Les pistes de coopération entre Maurice et les Seychelles comprennent notamment le développement durable de l’économie bleue comme vecteur de croissance économique pour les deux îles. Ces dernières collaborent en matière de gestion durable des ressources marines dans le cadre de la Commission de l’océan Indien (COI). Au chapitre de l’agriculture et de l’activité agro-industrielle, de nouvelles initiatives pour développer la filière production alimentaire à l’échelle bilatérale seront étudiées. Concernant les ressources humaines, le recrutement de professionnels mauriciens dans les secteurs de la santé et de l’enseignement sera considéré. Finalement, au niveau de l’éducation, il sera question de la reconnaissance mutuelle des diplômes et de formation. Les services financiers, le tourisme et la collaboration en matière de sécurité figurent également à l’agenda.

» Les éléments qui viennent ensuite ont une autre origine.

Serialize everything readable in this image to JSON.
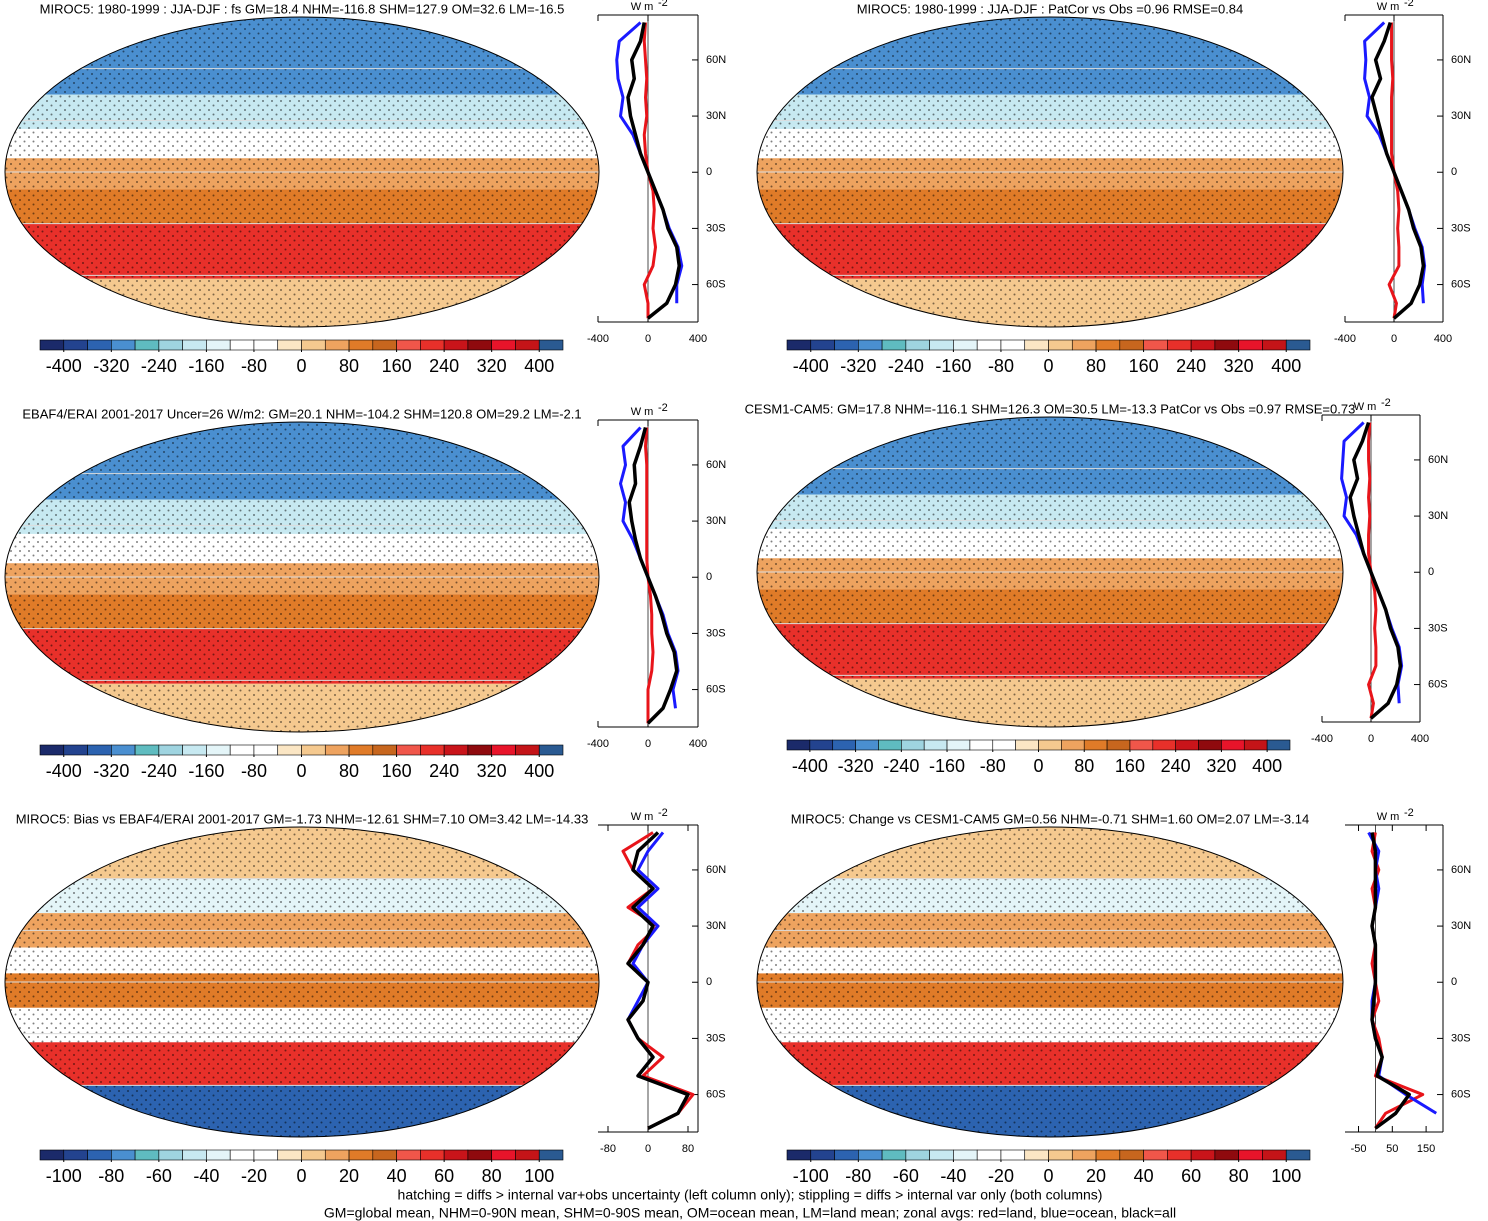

Par ailleurs, les préparatifs en vue de la visite officielle du président seychellois, Danny Faure, vont bon train. Plusieurs protocoles d’accords seront signés à cette occasion. Ils concernent surtout la coopération dans le secteur de la santé pour la fourniture de personnel médical, l’échange d’expérience et l’assistance technique. Un volet sera aussi consacré au jumelage entre Rodrigues et l’île de La Digue en vue de promouvoir et de renforcer les liens culturels, d’échanger les expériences et les meilleures pratiques dans divers domaines, y compris la promotion de la pêche, de l’aquaculture, de l’aquaculture, du tourisme, de la technologie et des investissements.
La signature d’un protocole d’accord sur la coopération dans les domaines de la gestion des opérations et de la formation du personnel avec le service des prisons des Seychelles est également prévue. L’objectif de l’accord est de fournir un cadre général et des mécanismes de coopération sur des questions d’intérêt mutuel liées à la vision, la mission, les fonctions et les objectifs stratégiques des services pénitentiaires, et mettre en oeuvre des activités de collaboration pour résoudre tout problème identifié.